Howard's latest cocktail of morality and politics is gobsmacking - send in police and the Army to take the booze off Northern Territory Aborigine adults to cut down sexual and violent abuse of kids, which he calls a "national emergency". Rudd has backed him.

Imagine the mayhem if Clark did that in South Auckland to Maori and Pacific Islanders?

Imagine the stir if Key did? There is no evidential basis to think he would, but he did go big on the "underclass" in January and did illustrate it with a treat at Waitangi for a Maori kid.

The international order offers a parallel.

In 2001, the United Nations developed a "responsibility to protect" doctrine. If a state is seriously mistreating its people or unable to stop others seriously mistreating its people, the doctrine says other states should provide that protection.

Thus in theory, this country has a "responsibility to protect" Zimbabweans. When I aired the nascent doctrine here just before 9/11 I suggested Taleban-run Afghanistan as a candidate. In fact we, the United States and others went into Afghanistan after 9/11. But the aim was to protect Westerners from al Qaeda.
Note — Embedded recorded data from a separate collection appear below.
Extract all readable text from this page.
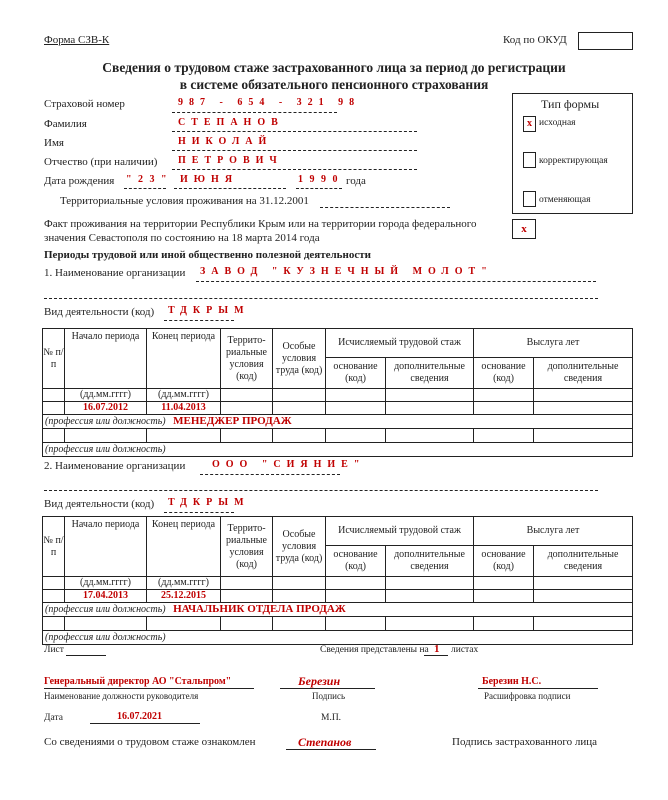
Форма СЗВ-К	Код по ОКУД
Сведения о трудовом стаже застрахованного лица за период до регистрации
в системе обязательного пенсионного страхования
Страховой номер	987 - 654 - 321 98
Фамилия	СТЕПАНОВ
Имя	НИКОЛАЙ
Отчество (при наличии) ПЕТРОВИЧ
Дата рождения " 2 3 " ИЮНЯ	1 9 9 0 года
Территориальные условия проживания на 31.12.2001
Факт проживания на территории Республики Крым или на территории города федерального
значения Севастополя по состоянию на 18 марта 2014 года
х
Тип формы
х исходная
корректирующая
отменяющая
Периоды трудовой или иной общественно полезной деятельности
1. Наименование организации ЗАВОД "КУЗНЕЧНЫЙ МОЛОТ"
Вид деятельности (код) ТДКРЫМ
№ п/п	Начало периода	Конец периода	Террито-риальные условия (код)	Особые условия труда (код)	Исчисляемый трудовой стаж		Выслуга лет	
					основание (код)	дополнительные сведения	основание (код)	дополнительные сведения
	(дд.мм.гггг)	(дд.мм.гггг)						
	16.07.2012	11.04.2013						
(профессия или должность) МЕНЕДЖЕР ПРОДАЖ								

(профессия или должность)								
2. Наименование организации	ООО "СИЯНИЕ"
Вид деятельности (код) ТДКРЫМ
№ п/п	Начало периода	Конец периода	Террито-риальные условия (код)	Особые условия труда (код)	Исчисляемый трудовой стаж		Выслуга лет	
					основание (код)	дополнительные сведения	основание (код)	дополнительные сведения
	(дд.мм.гггг)	(дд.мм.гггг)						
	17.04.2013	25.12.2015						
(профессия или должность) НАЧАЛЬНИК ОТДЕЛА ПРОДАЖ								

(профессия или должность)								
Лист	Сведения представлены на 1 листах
Генеральный директор АО "Стальпром"
Наименование должности руководителя
Березин
Подпись
Березин Н.С.
Расшифровка подписи
Дата	16.07.2021	М.П.
Со сведениями о трудовом стаже ознакомлен	Степанов	Подпись застрахованного лица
Come back home: if any mother/father/relative/friend (anywhere, not just South Auckland) seriously mistreats a child, on whom does the responsibility to protect that child fall? Logically, the rest of us, via the state and voluntary agencies.

News headlines suggest we have failed that responsibility. Moreover, taking the Afghanistan parallel, are we as a result also failing to protect ourselves? A child not stimulated from birth is less likely to learn well and more likely to fall short of potential as a contributor to the economy and society and thereby to all of us. An abused child may turn later to crime, at a large cost to victims and to taxpayers through the "justice" system and a new generation of abused children.
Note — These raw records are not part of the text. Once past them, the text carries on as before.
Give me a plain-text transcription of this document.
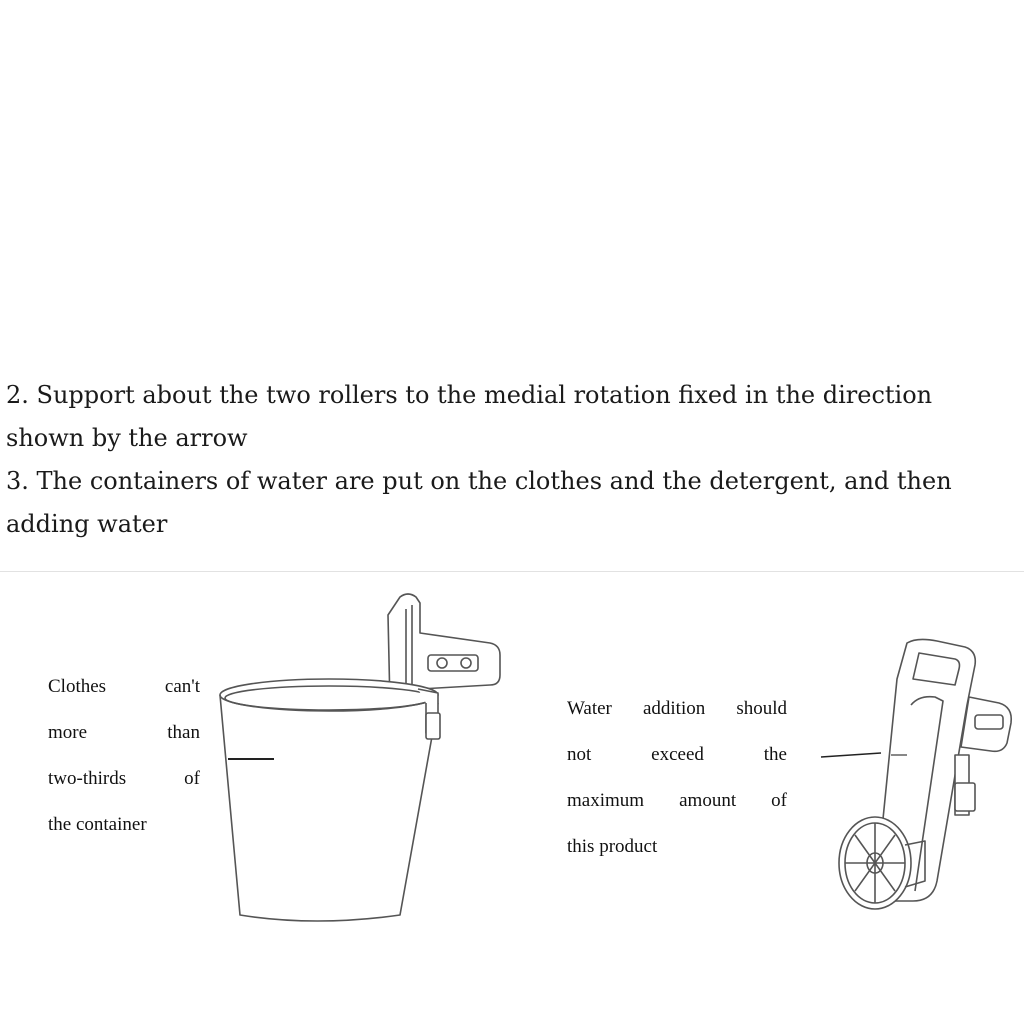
2. Support about the two rollers to the medial rotation fixed in the direction shown by the arrow

3. The containers of water are put on the clothes and the detergent, and then adding water

Clothes can't
more than
two-thirds of
the container
Water addition should
not exceed the
maximum amount of
this product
But how to do our protective bit? Key's charity school breakfasts are too late in life. Steve Maharey's watery "20 hours free" early childhood education is remedial but also too late. For mistreated and under-nurtured 0-3-year-olds, welfare agencies are ambulances, not ladders of opportunity.

Which points to a wider issue for Key and Rudd: to get known in advance as ready for the top job with soundly researched and "road-tested" policy "product" to go with the marketing of the man.